We start to see the following picture at our HTTP requests telemetry (Azure):
We can also see a correlation to with our Azure SQL Database metrics, such as DTU (drop) and connections (increase):
We've analyzed the server and didn't see any correlation with the host (we have just one host) CPU/Memory usage, it's stable at 20-30% CPU usage level and 50% memory usage.

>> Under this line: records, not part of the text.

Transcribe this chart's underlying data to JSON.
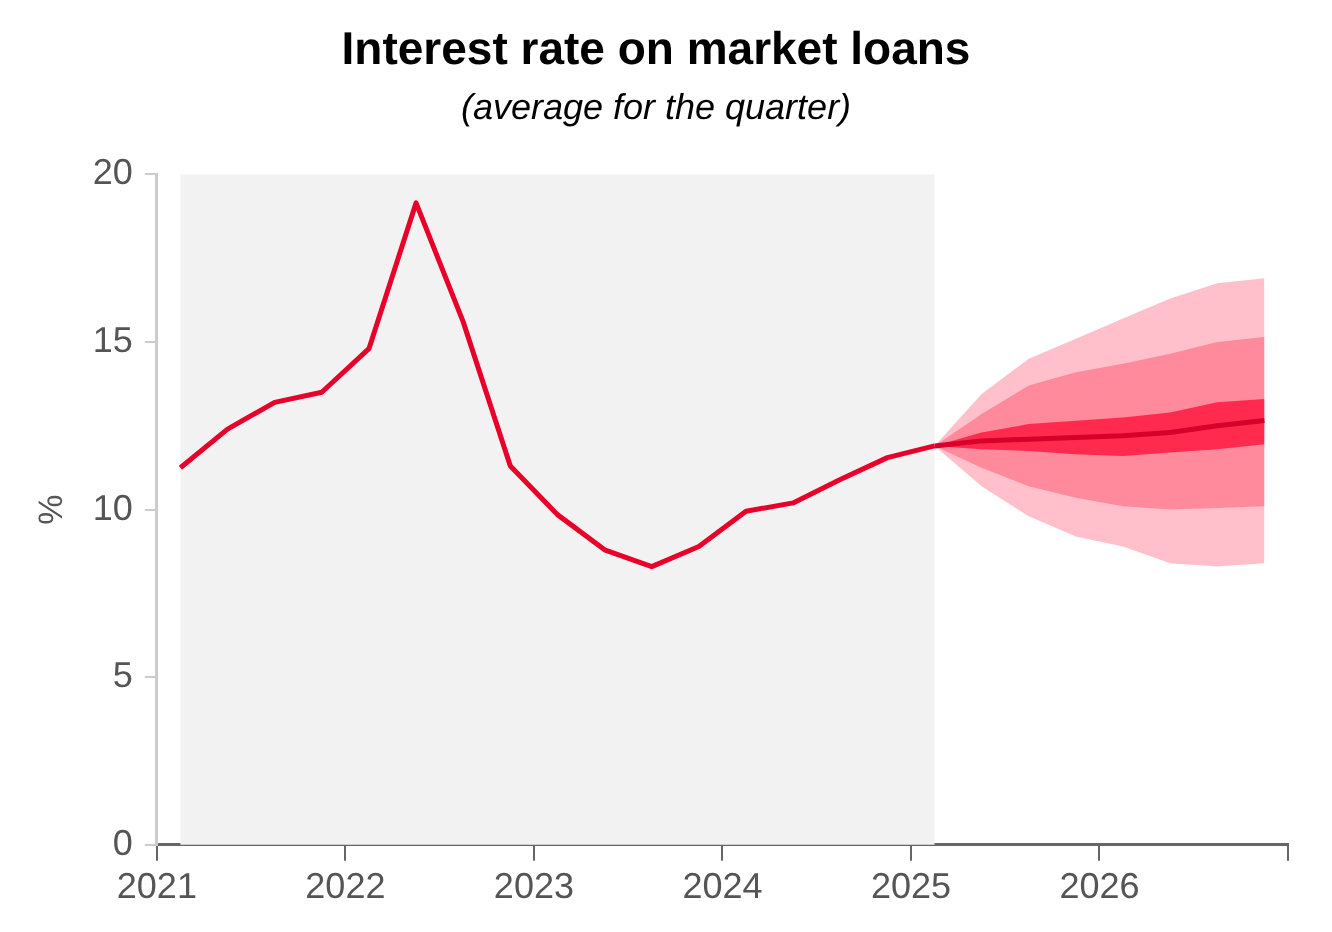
{
  "chart_data": {
    "type": "line",
    "title": "Interest rate on market loans",
    "subtitle": "(average for the quarter)",
    "ylabel": "%",
    "xlim": [
      2021,
      2027
    ],
    "xticks": [
      2021,
      2022,
      2023,
      2024,
      2025,
      2026,
      {
        "value": 2027,
        "label": null
      }
    ],
    "ylim": [
      0,
      20
    ],
    "yticks": [
      0,
      5,
      10,
      15,
      20
    ],
    "grid": false,
    "legend": false,
    "marker": "none",
    "line_style": "solid",
    "bands": [
      {
        "axis": "x",
        "from": 2021.125,
        "to": 2025.125,
        "color": "#f2f2f2"
      }
    ],
    "series": [
      {
        "type": "area",
        "color": "#ffc0cb",
        "x": [
          2025.125,
          2025.375,
          2025.625,
          2025.875,
          2026.125,
          2026.375,
          2026.625,
          2026.875
        ],
        "values": [
          null,
          null,
          null,
          null,
          null,
          null,
          null,
          null
        ],
        "lower": [
          11.9,
          10.7,
          9.8,
          9.2,
          8.9,
          8.4,
          8.3,
          8.4
        ],
        "upper": [
          11.9,
          13.45,
          14.5,
          15.1,
          15.7,
          16.3,
          16.75,
          16.9
        ]
      },
      {
        "type": "area",
        "color": "#ff8a9b",
        "x": [
          2025.125,
          2025.375,
          2025.625,
          2025.875,
          2026.125,
          2026.375,
          2026.625,
          2026.875
        ],
        "values": [
          null,
          null,
          null,
          null,
          null,
          null,
          null,
          null
        ],
        "lower": [
          11.9,
          11.25,
          10.7,
          10.35,
          10.1,
          10.0,
          10.05,
          10.1
        ],
        "upper": [
          11.9,
          12.85,
          13.7,
          14.1,
          14.35,
          14.65,
          15.0,
          15.15
        ]
      },
      {
        "type": "area",
        "color": "#ff2a4e",
        "x": [
          2025.125,
          2025.375,
          2025.625,
          2025.875,
          2026.125,
          2026.375,
          2026.625,
          2026.875
        ],
        "values": [
          null,
          null,
          null,
          null,
          null,
          null,
          null,
          null
        ],
        "lower": [
          11.9,
          11.8,
          11.75,
          11.65,
          11.6,
          11.7,
          11.8,
          11.95
        ],
        "upper": [
          11.9,
          12.3,
          12.55,
          12.65,
          12.75,
          12.9,
          13.2,
          13.3
        ]
      },
      {
        "type": "line",
        "color": "#e8002b",
        "x": [
          2021.125,
          2021.375,
          2021.625,
          2021.875,
          2022.125,
          2022.375,
          2022.625,
          2022.875,
          2023.125,
          2023.375,
          2023.625,
          2023.875,
          2024.125,
          2024.375,
          2024.625,
          2024.875,
          2025.125
        ],
        "values": [
          11.25,
          12.4,
          13.2,
          13.5,
          14.8,
          19.15,
          15.6,
          11.3,
          9.85,
          8.8,
          8.3,
          8.9,
          9.95,
          10.2,
          10.9,
          11.55,
          11.9
        ]
      },
      {
        "type": "line",
        "color": "#d6002a",
        "x": [
          2025.125,
          2025.375,
          2025.625,
          2025.875,
          2026.125,
          2026.375,
          2026.625,
          2026.875
        ],
        "values": [
          11.9,
          12.05,
          12.1,
          12.15,
          12.2,
          12.3,
          12.5,
          12.66
        ]
      }
    ]
  }
}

We also have an alternative source of telemetry which shows the same behavior. Our telemetry measures API latency and database metrics such as active connection count and pooled connection count (ADO.NET Connection Pool):
What is interesting, that every system stall is accompanied by a pooled connection quantity raise. And our tests show, the more connection pooled, the longer you spend waiting on a new connection from that pool to execute your next database operation. We analyzed a few suggestions but were unable to prove or disprove any of them:
- ADO.NET connection leak (all our db access happens in a using statement with proper connection disposal/return to pool)
- Socket/Port Exhaustion - where unable to properly track telemetry on that metric
- CPU/Memory bottleneck - charts shows there is none
- DTU (database units) bottleneck - charts shows there is none
As of now we are trying to identify the possible culprit of this behavior. Unfortunately, we cannot identify the changes which led to it becuase of missing telemetry, so now the only way to deal with the issue is to properly diagnose it. And, of course, we can only reproduce it in production, under permanent load (even when load is not high like 10 requests a second).
What are the possible causes for this behavior and what is the proper way to diagnose and troubleshoot it?